Delfim de Pádua Peixoto, presidente da Federação Catarinense de Futebol, um dos vices da CBF (Região Sul) e homem próximo ao presidente da entidade, José Maria Marín, taxou Scolari de "obsoleto".

"Por que vou responder ao Delfim? Único título nacional de Santa Catarina quem deu fui eu, com o Criciúma. Ele tem de ajoelhar e pedir bênção pra mim", rebateu o treinador.

A coletiva iniciou carregado de simbolismo, contando com a presença de todos os integrantes da comissão técnica. Vilson Ribeiro de Andrade, presidente do Coritiba e chefe da delegação, sentou ao meio na bancada principal – entretanto, não falou nada.

Ao longo dos cerca de 50 minutos, nenhuma explicação sobre a pior derrota da equipe nacional em 100 anos, mesmo quase 24 horas depois do vexame histórico. Felipão e o coordenador técnico Carlos Alberto Parreira, os únicos que responderam a perguntas, mantiveram o discurso de que foi uma "pane geral", "catástrofe", "tsunami".

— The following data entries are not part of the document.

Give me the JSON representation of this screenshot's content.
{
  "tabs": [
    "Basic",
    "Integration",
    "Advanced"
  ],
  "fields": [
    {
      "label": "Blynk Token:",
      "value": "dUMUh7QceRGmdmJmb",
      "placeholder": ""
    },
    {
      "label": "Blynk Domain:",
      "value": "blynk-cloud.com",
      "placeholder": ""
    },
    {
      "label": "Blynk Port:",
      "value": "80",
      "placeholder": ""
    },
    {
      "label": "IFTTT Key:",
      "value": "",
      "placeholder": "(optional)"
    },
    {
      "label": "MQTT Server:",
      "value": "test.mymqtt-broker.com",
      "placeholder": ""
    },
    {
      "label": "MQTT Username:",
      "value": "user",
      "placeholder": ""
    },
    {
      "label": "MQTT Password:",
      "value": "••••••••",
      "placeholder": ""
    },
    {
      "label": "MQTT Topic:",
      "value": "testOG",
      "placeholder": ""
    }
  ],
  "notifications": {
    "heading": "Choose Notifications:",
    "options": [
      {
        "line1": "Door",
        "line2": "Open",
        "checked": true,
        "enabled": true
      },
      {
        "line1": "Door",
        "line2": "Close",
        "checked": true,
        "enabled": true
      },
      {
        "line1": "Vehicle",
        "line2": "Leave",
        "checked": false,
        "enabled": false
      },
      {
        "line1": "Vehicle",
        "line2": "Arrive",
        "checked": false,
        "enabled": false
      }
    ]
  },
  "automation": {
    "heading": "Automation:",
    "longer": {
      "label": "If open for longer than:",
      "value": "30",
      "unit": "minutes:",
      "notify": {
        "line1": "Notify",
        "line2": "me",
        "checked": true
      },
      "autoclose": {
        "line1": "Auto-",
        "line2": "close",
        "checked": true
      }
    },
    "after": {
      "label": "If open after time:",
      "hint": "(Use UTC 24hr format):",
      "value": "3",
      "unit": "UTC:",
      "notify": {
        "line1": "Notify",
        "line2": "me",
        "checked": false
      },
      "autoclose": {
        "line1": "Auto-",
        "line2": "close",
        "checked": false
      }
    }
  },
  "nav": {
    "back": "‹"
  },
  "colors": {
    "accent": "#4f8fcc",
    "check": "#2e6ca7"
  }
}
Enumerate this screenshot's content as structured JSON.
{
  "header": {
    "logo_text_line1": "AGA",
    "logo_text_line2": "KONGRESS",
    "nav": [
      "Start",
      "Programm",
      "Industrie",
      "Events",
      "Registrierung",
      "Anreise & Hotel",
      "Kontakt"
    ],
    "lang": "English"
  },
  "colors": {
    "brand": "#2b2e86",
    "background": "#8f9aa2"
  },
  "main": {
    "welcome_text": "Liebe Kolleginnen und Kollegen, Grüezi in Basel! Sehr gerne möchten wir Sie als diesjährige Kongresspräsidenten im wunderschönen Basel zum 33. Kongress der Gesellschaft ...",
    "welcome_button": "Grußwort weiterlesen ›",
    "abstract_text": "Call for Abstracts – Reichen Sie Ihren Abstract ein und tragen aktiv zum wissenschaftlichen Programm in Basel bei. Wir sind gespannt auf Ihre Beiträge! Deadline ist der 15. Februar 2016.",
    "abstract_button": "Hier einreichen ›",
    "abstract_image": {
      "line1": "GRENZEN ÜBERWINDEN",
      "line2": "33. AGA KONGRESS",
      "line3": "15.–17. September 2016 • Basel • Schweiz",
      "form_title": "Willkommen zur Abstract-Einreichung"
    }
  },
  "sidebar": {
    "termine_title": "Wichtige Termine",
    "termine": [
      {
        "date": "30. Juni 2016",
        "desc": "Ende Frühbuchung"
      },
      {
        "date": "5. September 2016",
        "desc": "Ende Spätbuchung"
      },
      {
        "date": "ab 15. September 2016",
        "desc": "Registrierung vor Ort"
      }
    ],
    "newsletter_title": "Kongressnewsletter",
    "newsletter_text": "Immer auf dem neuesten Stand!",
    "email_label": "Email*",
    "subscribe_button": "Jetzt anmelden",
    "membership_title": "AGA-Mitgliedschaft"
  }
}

"Após a Copa das Confe­­derações, tivemos uma derrota e nove vitórias. Tínhamos uma equipe preparada, um sistema de jogo. Foi uma derrota ruim, seis minutos de pane geral. Se eu pudesse responder ao que aconteceu naqueles seis minutos, eu responderia, mas eu não sei", resumiu Scolari.

O treinador defendeu ainda a escalação de Bernard no ataque e garantiu que conhecia o esquema do adversário, baseado na força do meio de campo. Revelou ainda que realizou a quantidade ideal de treinamentos, rebatendo acusações sobre a rotina da preparação na Granja Comary.

Parreira foi além e afirmou que o trabalho foi "perfeito". "Tudo funcionou, foi perfeito, só não funcionou o resultado com a Alemanha. Todos foram perfeitos nas suas atribuições, não houve erro na logística, treinamento", declarou o coordenador. Mais tarde, Parreira, sempre em tom exaltado, leu um e-mail de uma torcedora identificada apenas como "Dona Lúcia". A mensagem exaltava o caráter e a humildade de Felipão e terminava agradecendo os momentos de felicidade.